The verdict supports the confiscation of the properties of Hamed bin Haydarah and the closure and confiscation of the Bahai community’s offices in the country.
The Houthi appellate denied Haydrah the right to attend the session in person or through a lawyer.
Since they took over Sanaa by force on September 21, 2014, Houthi militias have used their courts in Sanaa to issue hundreds of death sentences against their political, military, and sectarian opponents.
Yemeni human rights activists and international organizations accuse the Houthi group of sectarian targeting of opponents in Yemen.
“Sectarian incitement is practiced against religious and ideological minorities in Yemen, and they are restricted from gathering and practicing rituals, which makes them vulnerable to prosecution, torture, and even killing, which poses a serious threat to religious civil minorities,” Yemeni activist Khaled Abdulkarim told Asharq Al-Awsat about Houthi practices in the country.
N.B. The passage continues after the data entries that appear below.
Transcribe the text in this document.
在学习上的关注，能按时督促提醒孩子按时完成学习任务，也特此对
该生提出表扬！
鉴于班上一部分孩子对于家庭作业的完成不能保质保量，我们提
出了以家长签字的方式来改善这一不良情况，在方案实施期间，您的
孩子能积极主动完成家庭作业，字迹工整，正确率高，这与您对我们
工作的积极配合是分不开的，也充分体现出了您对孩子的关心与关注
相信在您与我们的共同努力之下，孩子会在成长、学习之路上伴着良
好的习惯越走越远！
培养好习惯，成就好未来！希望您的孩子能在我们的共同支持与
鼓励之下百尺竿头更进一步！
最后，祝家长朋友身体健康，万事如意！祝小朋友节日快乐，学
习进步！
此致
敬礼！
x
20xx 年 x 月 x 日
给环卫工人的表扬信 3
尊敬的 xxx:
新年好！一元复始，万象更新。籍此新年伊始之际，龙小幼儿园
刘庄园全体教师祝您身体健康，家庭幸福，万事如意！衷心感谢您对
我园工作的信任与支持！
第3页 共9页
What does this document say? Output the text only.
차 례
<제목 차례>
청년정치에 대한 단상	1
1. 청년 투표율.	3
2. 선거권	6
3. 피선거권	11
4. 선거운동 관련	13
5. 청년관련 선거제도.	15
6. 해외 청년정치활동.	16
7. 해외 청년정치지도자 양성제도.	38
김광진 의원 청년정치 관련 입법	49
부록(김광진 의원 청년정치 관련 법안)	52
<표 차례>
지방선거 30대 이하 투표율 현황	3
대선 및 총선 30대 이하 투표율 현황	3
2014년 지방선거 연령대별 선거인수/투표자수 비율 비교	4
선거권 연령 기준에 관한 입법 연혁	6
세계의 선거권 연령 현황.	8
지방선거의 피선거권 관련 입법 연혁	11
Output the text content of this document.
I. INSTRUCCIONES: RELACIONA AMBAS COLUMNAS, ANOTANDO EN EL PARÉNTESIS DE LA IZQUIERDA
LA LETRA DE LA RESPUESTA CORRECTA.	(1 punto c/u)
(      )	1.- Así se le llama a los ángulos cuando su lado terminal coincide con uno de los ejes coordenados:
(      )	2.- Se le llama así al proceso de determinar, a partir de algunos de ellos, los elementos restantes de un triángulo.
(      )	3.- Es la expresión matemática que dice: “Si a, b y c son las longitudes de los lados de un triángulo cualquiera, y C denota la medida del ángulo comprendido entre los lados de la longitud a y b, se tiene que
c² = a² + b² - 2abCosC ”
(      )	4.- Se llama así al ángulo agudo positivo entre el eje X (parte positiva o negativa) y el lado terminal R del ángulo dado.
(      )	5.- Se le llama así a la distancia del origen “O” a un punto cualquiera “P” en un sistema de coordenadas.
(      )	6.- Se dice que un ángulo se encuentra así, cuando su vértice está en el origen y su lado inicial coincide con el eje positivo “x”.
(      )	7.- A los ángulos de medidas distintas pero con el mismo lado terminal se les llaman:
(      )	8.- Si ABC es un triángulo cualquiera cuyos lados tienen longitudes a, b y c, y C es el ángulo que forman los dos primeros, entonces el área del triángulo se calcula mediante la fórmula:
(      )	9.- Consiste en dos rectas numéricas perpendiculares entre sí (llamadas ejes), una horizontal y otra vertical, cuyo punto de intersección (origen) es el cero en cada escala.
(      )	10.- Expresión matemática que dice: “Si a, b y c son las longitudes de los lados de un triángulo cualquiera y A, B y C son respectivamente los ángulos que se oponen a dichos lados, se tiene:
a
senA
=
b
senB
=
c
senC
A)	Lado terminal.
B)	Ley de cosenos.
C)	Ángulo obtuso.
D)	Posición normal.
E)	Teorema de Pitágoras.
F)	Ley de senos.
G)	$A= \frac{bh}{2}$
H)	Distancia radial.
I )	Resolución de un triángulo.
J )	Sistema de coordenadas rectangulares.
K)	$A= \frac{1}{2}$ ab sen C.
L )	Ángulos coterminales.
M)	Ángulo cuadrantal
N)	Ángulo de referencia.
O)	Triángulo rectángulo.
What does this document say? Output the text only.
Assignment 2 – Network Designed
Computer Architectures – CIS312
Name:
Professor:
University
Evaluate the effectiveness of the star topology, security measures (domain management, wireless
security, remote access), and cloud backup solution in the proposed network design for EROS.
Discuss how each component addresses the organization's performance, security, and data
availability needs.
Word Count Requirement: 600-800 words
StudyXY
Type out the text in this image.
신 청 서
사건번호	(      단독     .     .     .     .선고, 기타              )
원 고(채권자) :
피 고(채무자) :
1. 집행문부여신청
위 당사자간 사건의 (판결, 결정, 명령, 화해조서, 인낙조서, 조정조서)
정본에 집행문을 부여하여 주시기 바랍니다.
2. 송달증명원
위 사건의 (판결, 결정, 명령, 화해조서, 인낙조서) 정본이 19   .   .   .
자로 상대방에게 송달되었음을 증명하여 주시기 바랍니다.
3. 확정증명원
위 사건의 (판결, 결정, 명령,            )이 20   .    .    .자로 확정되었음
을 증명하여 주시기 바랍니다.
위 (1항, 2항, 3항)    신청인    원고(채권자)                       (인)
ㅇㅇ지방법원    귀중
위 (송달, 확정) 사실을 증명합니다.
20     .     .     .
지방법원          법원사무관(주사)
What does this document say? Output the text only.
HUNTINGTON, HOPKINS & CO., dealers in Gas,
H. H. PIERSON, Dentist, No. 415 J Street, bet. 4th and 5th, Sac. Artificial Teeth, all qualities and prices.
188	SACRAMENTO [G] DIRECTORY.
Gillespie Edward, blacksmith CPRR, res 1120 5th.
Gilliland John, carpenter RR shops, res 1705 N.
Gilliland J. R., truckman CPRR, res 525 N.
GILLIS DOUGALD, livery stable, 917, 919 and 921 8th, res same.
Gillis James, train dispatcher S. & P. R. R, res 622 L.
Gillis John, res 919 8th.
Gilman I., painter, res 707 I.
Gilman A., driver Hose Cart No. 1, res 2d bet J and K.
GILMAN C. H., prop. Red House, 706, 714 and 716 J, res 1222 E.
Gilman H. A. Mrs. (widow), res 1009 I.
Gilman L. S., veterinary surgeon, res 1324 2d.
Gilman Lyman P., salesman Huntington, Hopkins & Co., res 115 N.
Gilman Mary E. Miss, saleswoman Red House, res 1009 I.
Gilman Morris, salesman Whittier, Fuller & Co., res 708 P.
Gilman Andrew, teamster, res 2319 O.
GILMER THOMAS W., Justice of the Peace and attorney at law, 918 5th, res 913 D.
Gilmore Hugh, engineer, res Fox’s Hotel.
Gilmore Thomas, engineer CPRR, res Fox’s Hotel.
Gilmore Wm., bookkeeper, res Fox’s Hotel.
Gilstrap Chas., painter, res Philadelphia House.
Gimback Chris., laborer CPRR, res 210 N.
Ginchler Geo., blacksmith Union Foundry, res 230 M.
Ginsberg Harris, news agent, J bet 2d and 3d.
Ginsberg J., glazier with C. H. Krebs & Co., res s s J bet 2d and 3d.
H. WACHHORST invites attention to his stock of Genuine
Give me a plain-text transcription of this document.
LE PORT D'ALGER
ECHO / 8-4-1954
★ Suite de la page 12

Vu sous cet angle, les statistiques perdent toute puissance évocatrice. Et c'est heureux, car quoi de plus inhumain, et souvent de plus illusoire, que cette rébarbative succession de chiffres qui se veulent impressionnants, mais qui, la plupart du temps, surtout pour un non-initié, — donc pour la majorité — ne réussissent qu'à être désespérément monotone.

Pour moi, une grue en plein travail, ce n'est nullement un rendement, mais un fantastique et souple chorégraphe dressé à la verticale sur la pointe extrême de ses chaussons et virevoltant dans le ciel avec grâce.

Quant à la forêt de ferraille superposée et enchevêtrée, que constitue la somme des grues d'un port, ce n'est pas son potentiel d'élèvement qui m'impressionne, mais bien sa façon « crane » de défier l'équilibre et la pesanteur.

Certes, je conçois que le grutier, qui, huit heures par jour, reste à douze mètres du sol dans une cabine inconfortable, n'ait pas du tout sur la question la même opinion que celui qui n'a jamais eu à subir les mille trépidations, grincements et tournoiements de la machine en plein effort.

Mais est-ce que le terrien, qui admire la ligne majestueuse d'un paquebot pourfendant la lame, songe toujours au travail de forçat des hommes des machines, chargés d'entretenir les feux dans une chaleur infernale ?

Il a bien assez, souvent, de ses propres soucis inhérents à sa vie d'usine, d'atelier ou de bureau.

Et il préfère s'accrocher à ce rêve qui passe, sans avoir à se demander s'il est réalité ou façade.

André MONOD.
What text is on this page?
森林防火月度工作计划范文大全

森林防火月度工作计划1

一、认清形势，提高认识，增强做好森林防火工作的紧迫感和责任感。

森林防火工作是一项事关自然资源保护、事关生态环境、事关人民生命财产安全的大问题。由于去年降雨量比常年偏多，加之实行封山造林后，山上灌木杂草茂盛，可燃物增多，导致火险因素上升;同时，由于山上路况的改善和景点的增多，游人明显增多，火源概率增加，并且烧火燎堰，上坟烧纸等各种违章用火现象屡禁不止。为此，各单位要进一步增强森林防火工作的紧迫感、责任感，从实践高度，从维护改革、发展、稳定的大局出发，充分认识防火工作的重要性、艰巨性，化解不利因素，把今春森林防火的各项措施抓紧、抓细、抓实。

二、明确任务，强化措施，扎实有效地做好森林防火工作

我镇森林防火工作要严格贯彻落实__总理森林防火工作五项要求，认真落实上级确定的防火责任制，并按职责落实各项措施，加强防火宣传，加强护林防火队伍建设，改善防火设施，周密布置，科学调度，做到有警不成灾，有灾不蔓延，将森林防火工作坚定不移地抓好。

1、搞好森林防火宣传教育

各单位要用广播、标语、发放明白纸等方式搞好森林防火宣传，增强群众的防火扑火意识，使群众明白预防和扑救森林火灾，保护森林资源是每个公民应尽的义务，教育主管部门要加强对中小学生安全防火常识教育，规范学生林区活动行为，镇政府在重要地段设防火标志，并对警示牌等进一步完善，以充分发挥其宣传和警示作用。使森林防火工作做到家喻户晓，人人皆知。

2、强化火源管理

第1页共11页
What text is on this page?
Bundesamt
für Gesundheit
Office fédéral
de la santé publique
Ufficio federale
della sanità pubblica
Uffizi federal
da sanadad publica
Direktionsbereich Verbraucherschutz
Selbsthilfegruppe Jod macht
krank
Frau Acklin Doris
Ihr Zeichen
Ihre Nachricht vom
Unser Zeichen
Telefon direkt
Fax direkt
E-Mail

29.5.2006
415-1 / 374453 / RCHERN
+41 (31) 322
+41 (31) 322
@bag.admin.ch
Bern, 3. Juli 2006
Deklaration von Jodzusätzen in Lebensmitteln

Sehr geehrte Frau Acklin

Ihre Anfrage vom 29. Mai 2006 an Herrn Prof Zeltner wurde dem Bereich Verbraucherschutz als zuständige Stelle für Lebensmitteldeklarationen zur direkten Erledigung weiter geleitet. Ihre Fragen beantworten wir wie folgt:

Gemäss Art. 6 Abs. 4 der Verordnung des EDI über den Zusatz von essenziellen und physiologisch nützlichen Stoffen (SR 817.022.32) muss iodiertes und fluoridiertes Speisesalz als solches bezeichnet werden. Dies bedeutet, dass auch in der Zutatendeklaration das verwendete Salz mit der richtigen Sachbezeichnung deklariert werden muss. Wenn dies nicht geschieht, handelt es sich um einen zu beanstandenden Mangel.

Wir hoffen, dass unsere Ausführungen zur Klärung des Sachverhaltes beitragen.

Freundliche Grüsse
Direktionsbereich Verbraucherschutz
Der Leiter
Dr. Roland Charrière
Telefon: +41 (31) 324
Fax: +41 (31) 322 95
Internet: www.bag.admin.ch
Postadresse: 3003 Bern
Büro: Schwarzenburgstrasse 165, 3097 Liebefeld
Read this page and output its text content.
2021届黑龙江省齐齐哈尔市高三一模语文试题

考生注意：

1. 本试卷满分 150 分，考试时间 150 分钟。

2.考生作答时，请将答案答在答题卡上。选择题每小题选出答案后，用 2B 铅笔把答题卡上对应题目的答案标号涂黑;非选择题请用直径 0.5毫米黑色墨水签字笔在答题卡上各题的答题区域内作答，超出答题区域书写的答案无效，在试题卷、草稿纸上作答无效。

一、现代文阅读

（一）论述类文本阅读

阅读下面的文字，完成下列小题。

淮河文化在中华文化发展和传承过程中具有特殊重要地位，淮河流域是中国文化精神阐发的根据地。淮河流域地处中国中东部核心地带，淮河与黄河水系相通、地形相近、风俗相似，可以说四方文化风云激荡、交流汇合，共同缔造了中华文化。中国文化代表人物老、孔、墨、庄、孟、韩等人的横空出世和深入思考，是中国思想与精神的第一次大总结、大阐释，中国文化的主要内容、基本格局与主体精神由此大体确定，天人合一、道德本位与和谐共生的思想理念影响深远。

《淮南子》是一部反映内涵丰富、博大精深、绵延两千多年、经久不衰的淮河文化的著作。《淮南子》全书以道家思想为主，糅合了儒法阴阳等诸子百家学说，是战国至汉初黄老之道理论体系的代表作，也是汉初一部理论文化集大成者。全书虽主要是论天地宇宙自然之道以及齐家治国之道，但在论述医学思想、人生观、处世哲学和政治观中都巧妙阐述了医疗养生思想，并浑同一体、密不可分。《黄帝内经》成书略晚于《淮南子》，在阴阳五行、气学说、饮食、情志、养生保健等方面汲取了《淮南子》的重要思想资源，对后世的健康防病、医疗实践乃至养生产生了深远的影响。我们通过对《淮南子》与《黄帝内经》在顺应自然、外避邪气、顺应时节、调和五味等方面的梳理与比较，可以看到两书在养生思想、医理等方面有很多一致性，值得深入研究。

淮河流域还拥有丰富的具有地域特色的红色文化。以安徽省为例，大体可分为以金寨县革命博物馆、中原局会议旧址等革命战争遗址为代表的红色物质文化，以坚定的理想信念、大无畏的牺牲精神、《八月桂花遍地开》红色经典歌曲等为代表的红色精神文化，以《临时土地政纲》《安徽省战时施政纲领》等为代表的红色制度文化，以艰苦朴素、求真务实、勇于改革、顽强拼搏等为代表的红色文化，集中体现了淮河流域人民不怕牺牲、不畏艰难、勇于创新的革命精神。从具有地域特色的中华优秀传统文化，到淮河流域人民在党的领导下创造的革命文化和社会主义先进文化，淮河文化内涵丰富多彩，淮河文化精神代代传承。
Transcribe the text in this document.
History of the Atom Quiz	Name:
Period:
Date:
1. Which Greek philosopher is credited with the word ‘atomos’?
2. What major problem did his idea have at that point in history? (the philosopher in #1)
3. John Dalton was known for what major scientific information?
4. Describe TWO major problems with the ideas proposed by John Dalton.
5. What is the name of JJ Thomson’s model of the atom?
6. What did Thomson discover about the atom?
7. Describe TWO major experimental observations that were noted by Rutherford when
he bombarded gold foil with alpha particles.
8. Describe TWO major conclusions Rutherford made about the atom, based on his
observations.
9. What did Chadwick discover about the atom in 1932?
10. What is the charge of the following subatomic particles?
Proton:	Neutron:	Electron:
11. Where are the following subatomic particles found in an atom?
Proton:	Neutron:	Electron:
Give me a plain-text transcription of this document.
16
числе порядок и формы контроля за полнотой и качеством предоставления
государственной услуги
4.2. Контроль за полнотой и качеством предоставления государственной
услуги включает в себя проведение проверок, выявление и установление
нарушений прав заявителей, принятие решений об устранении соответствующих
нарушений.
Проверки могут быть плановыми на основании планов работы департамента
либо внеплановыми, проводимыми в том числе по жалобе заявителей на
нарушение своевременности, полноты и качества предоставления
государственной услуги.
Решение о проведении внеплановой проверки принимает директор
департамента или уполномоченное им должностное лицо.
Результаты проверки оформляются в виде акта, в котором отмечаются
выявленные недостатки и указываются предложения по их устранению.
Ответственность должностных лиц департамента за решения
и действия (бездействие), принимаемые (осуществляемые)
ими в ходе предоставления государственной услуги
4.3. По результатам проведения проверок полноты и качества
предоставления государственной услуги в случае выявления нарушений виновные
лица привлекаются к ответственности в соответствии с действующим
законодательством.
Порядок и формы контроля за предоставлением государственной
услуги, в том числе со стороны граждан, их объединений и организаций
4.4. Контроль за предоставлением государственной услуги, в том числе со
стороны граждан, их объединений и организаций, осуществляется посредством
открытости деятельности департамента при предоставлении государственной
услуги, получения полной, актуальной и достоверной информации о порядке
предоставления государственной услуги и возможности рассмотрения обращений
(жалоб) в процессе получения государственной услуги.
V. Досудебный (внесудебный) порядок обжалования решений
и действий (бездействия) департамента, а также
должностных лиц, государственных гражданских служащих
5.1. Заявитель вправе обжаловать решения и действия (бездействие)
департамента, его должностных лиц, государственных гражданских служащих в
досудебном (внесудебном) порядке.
The Bahais are a small religious community in Yemen. In their areas of control, Houthis have erased all forms of dissent and prosecuted compatriots with different religious including the Bahais.
Houthis have also imposed sectarian changes in areas they control, where many religious rituals of other sects were slashed and replaced.
Bahais, according to activists, have been officially hunted down by Houthis since August 2016 with dozens being rounded up by the group.
The homes of Bahais were targeted by continuous raids, and Houthis confiscated their property, terrorized their children, arrested them, and threatened them with death, forcing many of them to flee.
Also, Yemeni activists believe that there is a lot of evidence pointing to an Iranian role behind the persecution of Bahais in Yemen.